Acredito que deveria haver pelo menos duas áreas de atuação.
Uma delas é que alguns dos polímeros são particularmente tóxicos, principalmente o cloreto de polivinila. E acho que um caso poderia ser feito para eliminar o cloreto de polivinila.
E segundo, a outra forma de plástico que é realmente problemática é o plástico de uso único, que agora representa algo em torno de 40% da fabricação total de plástico e é o segmento de produção de plástico que mais cresce, contribuindo desproporcionalmente para o desperdício de plástico.
Pense na sua própria vida, todas as coisas descartáveis que você usa uma vez e joga fora: embalagens de alimentos, sacos de lixo, sacolas da lavanderia, sacolas do supermercado, garrafas plásticas de água, claro que é um grande problema. Nenhum desses são produtos necessários.
Esses são produtos que a indústria do plástico inventou habilmente nos últimos 10 ou 20 anos e basicamente colocou nas prateleiras dos supermercados. E esses produtos poderiam ser eliminados e substituídos por vidro, metal e outras alternativas, [como] papel, com relativa facilidade.
Qual é a ameaça tóxica que o cloreto de polivinila representa e que tipo de produtos ele é frequentemente usado?
PVC é um plástico muito usado. É usado para fazer canos. É usado para fazer materiais de construção. A maioria dos móveis de plástico para gramado que você verá é de PVC, alguns móveis de interior.
A razão pela qual é um risco tem a ver com o fato de que a estrutura química fundamental da coisa é baseada em uma ligação carbono-cloro. O cloro e o átomo de carbono são quimicamente unidos um ao outro no processo, e esse tipo de ligação química basicamente o torna um poluente orgânico persistente. Essa coisa persiste no ambiente por gerações, assim como DDT ou PCBs; basicamente, o cloreto de polivinila está na mesma família desses produtos químicos. Então é um poluente persistente, o que significa que não deveria ser permitido que fosse feito. Essa é uma razão.

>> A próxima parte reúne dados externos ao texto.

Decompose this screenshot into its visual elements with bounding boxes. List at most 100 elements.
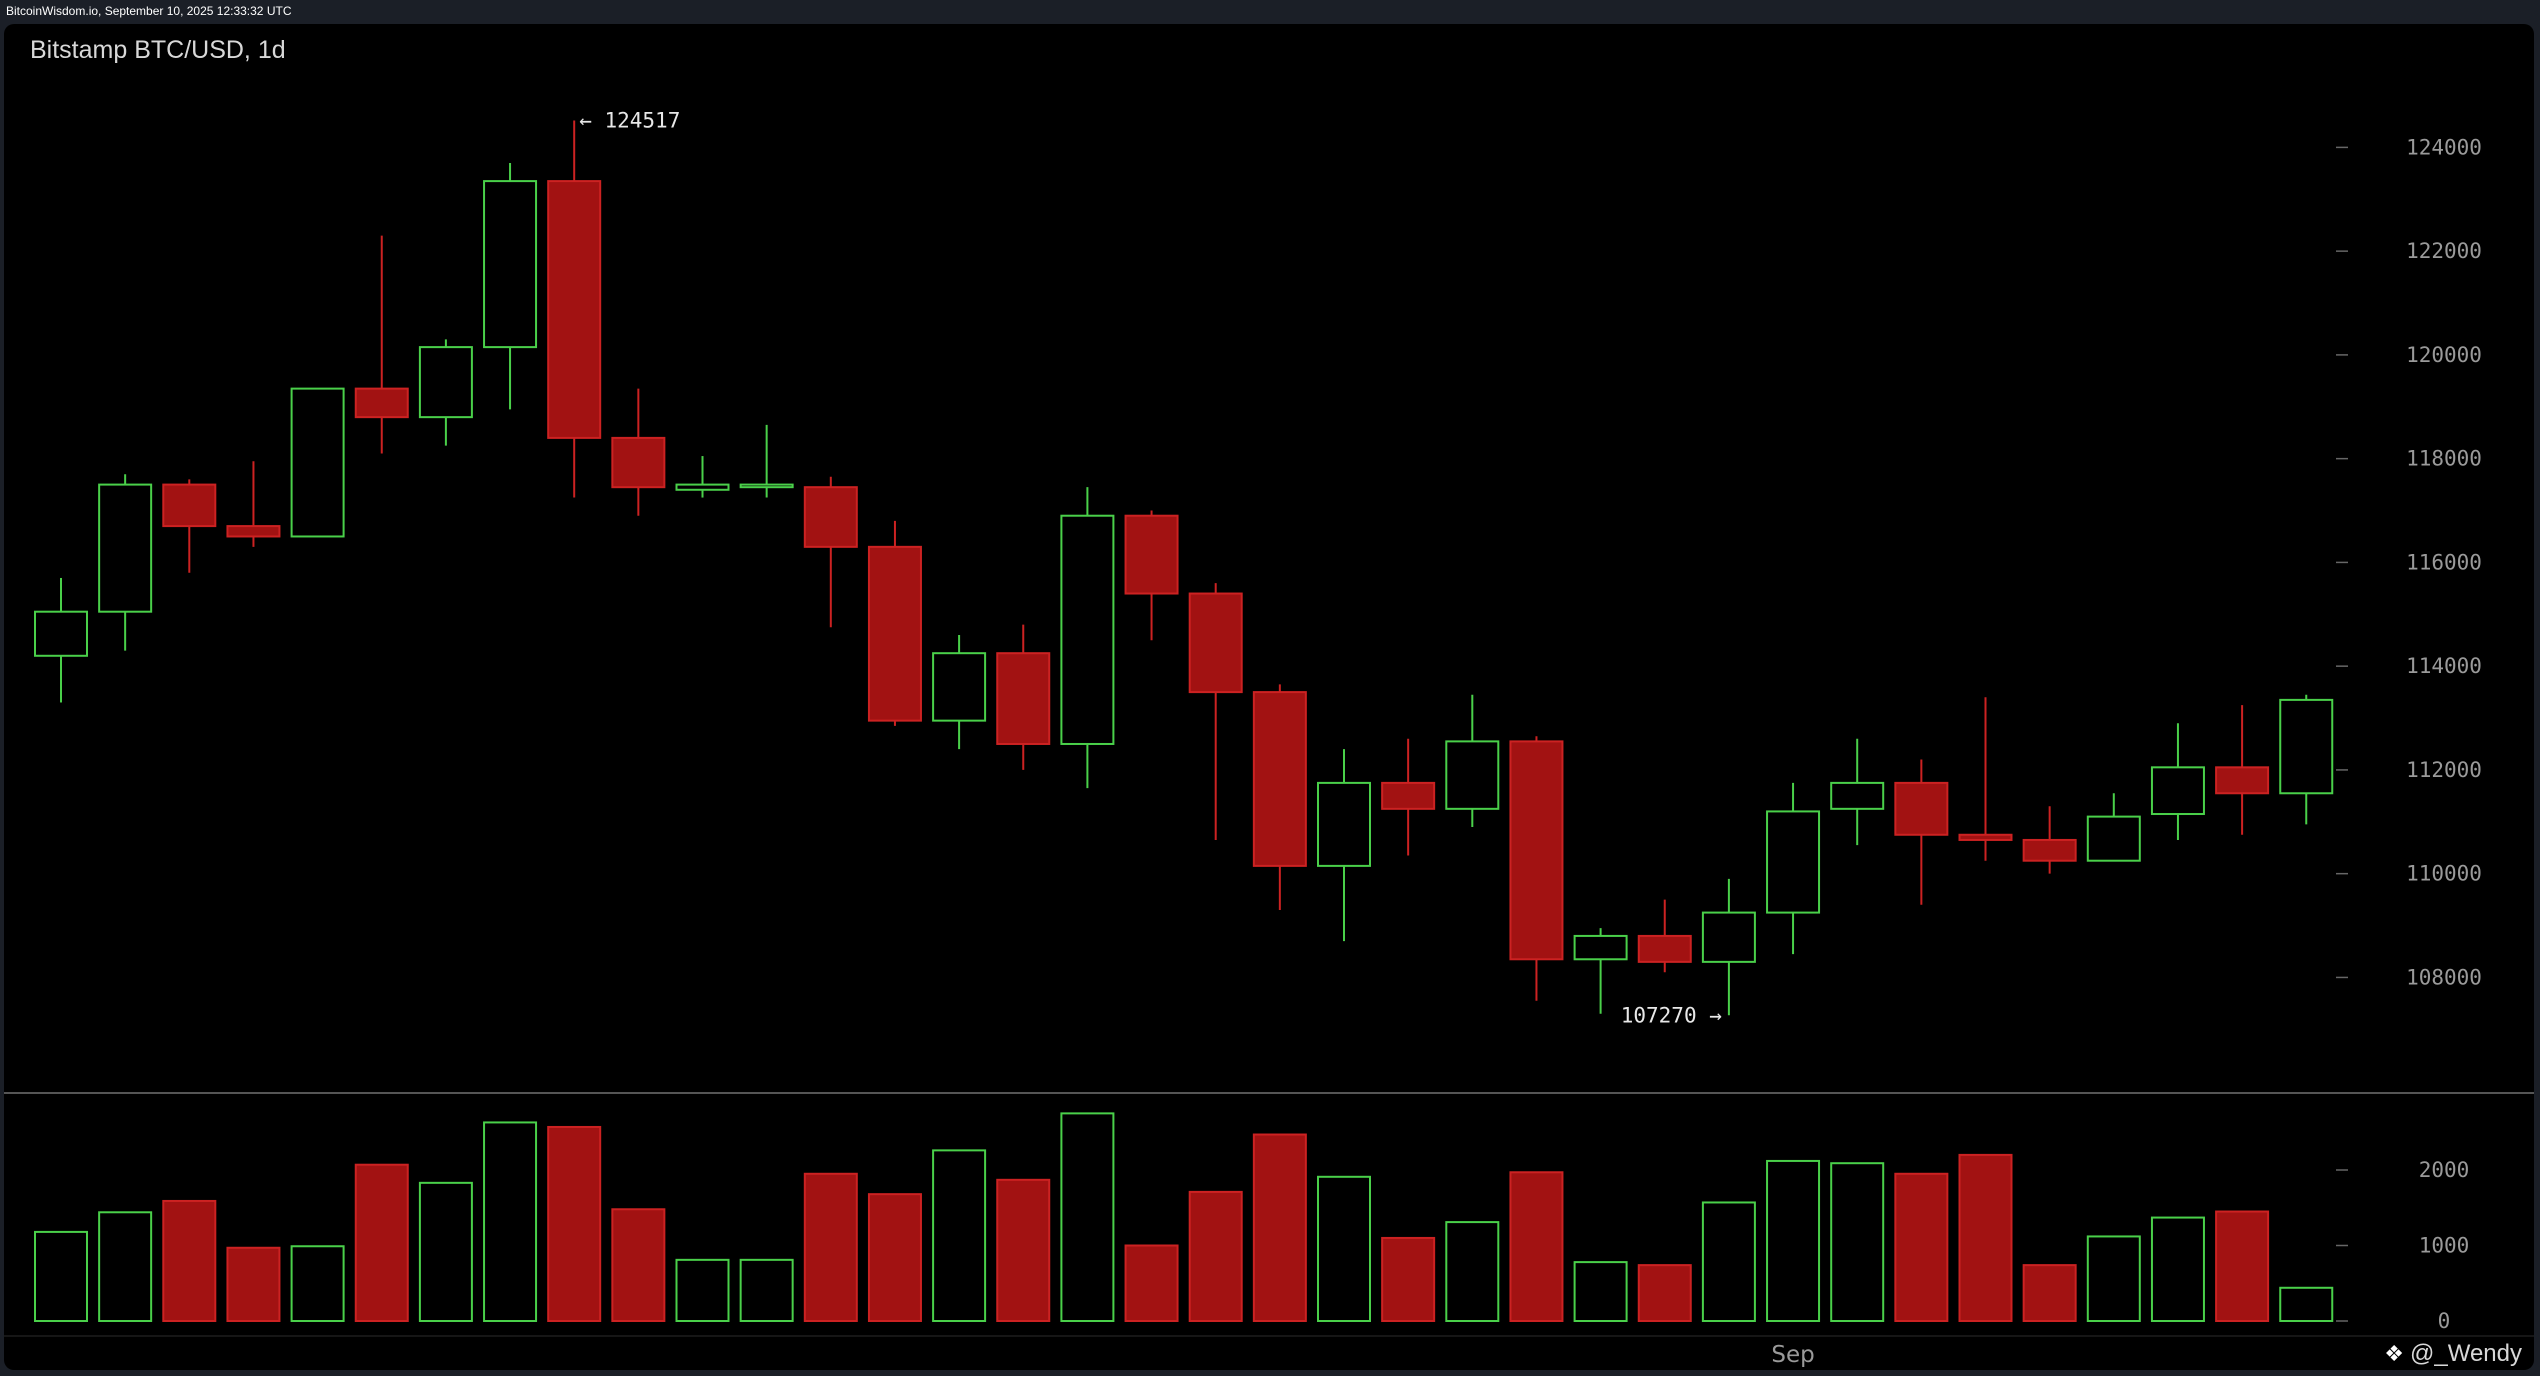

E a segunda razão é que quando você queima PVC, o que acontece frequentemente, especialmente no mundo em desenvolvimento, a combustão de qualquer tipo de plástico que contenha cloro libera dioxina na atmosfera. A dioxina é uma molécula terrivelmente tóxica que então vai para o ar e pode ser inalada, e é uma causa muito potente de câncer, defeitos congênitos, supressão imunológica.
Como acha que a Igreja Católica poderia fazer a diferença nessa questão da poluição plástica? É algo no nível individual da paróquia e da escola, ou esse é um problema em que seria mais eficaz se houvesse uma campanha ou advocacia política voltada para soluções em larga escala?

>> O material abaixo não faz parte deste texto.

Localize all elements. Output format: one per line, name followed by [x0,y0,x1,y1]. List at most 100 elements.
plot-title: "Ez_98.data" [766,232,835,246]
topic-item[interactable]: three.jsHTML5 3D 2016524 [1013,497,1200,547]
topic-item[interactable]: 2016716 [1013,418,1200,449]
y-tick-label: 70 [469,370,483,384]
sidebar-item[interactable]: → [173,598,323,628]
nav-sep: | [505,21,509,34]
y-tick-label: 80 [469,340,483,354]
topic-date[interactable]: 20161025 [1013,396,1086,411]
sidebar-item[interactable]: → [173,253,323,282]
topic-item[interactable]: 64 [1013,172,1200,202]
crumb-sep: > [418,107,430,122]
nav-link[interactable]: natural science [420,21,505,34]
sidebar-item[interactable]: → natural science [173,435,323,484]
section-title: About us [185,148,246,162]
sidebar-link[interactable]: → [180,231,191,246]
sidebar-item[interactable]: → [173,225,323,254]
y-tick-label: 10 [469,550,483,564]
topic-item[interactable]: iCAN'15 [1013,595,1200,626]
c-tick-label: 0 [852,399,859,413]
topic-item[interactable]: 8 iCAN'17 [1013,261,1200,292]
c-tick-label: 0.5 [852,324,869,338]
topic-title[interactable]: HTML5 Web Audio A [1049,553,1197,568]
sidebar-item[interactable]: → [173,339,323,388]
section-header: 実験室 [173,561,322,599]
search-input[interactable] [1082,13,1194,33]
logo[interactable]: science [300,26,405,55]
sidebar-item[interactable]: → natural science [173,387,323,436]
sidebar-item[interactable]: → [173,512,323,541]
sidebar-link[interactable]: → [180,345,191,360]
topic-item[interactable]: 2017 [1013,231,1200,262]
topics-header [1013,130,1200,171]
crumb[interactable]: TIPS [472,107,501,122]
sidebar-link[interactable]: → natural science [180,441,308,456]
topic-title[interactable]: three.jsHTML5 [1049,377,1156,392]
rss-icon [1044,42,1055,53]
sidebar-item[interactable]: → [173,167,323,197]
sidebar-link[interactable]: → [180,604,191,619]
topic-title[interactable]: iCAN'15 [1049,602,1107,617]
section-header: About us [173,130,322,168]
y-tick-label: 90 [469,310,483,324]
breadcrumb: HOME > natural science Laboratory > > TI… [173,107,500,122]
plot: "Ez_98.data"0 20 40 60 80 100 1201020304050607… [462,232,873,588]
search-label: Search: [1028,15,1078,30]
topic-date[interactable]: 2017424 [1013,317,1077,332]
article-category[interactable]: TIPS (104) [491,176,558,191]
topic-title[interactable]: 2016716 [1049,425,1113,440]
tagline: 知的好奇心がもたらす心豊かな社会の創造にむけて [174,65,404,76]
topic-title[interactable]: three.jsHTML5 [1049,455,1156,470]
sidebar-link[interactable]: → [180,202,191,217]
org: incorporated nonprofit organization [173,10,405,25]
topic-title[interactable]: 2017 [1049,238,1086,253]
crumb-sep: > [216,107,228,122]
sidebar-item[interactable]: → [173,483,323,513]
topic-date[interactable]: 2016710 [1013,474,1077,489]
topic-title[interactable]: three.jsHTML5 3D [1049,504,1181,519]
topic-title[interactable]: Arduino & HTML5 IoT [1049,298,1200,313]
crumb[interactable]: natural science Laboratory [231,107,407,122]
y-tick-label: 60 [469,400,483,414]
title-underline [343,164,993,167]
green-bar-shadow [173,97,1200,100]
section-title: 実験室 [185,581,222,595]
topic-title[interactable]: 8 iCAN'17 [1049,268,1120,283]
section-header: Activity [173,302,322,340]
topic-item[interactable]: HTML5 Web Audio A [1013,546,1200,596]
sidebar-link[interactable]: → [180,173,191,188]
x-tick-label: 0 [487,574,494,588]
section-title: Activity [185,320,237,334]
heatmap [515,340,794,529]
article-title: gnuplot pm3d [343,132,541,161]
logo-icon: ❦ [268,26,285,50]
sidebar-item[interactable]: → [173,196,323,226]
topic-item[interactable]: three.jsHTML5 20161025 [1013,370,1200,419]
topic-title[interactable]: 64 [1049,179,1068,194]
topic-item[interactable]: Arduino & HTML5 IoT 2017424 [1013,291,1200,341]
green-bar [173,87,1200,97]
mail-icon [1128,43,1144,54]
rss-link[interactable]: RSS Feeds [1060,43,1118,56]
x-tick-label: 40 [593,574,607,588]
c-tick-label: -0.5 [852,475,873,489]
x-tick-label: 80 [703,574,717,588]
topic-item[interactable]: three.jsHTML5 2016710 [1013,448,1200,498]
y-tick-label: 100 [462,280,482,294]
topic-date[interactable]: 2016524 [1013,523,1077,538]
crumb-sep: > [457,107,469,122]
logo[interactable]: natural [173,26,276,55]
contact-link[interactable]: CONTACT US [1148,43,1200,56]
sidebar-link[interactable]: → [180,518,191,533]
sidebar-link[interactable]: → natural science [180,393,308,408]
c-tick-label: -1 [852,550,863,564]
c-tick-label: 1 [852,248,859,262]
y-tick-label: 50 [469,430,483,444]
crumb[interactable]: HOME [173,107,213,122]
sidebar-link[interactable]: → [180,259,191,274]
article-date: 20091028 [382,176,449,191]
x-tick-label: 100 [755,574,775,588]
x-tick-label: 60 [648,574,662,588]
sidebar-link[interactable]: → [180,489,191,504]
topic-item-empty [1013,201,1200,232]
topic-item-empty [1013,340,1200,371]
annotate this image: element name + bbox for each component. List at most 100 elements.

Não creio que sejam mutuamente exclusivos.
Deixe-me colocar desta forma, o papa falou muito eloquentemente sobre as mudanças climáticas. Ele falou sobre a poluição em geral. Em Laudato Si', ele fala sobre o mundo se transformando em um monte de lixo. E seria bom se ele apenas desse continuidade a isso e dissesse explicitamente que o crescimento exponencial descontrolado na produção de plástico se tornou um poderoso impulsionador da destruição da Terra.
Laudato Si' foi emitido em 2015, então já faz quase uma década. E algo como 35% de todo o plástico já feito foi produzido na década desde que ele publicou Laudato Si'. E algo que não era um problema tão grande até uma década atrás se tornou um problema enorme agora. Então é hora de fazer uma emenda amigável à Laudato Si' e dizer que o plástico precisa ser reconhecido como parte do problema, especialmente porque, assim como as mudanças climáticas e a poluição do ar, tudo está ligado aos combustíveis fósseis.
Então eu acho que paróquias, escolas, hospitais — hospitais, por exemplo, usam uma quantidade enorme de plástico. Parte dele é essencial, muito dele não é. E os sistemas hospitalares católicos poderiam ser líderes na redução do uso de plásticos desnecessários.
O Vaticano anunciou em 2019 que estava encerrando a venda de plásticos de uso único. Esse é outro passo que as instituições católicas poderiam seguir?
É um ótimo exemplo. É um modelo perfeito, sim.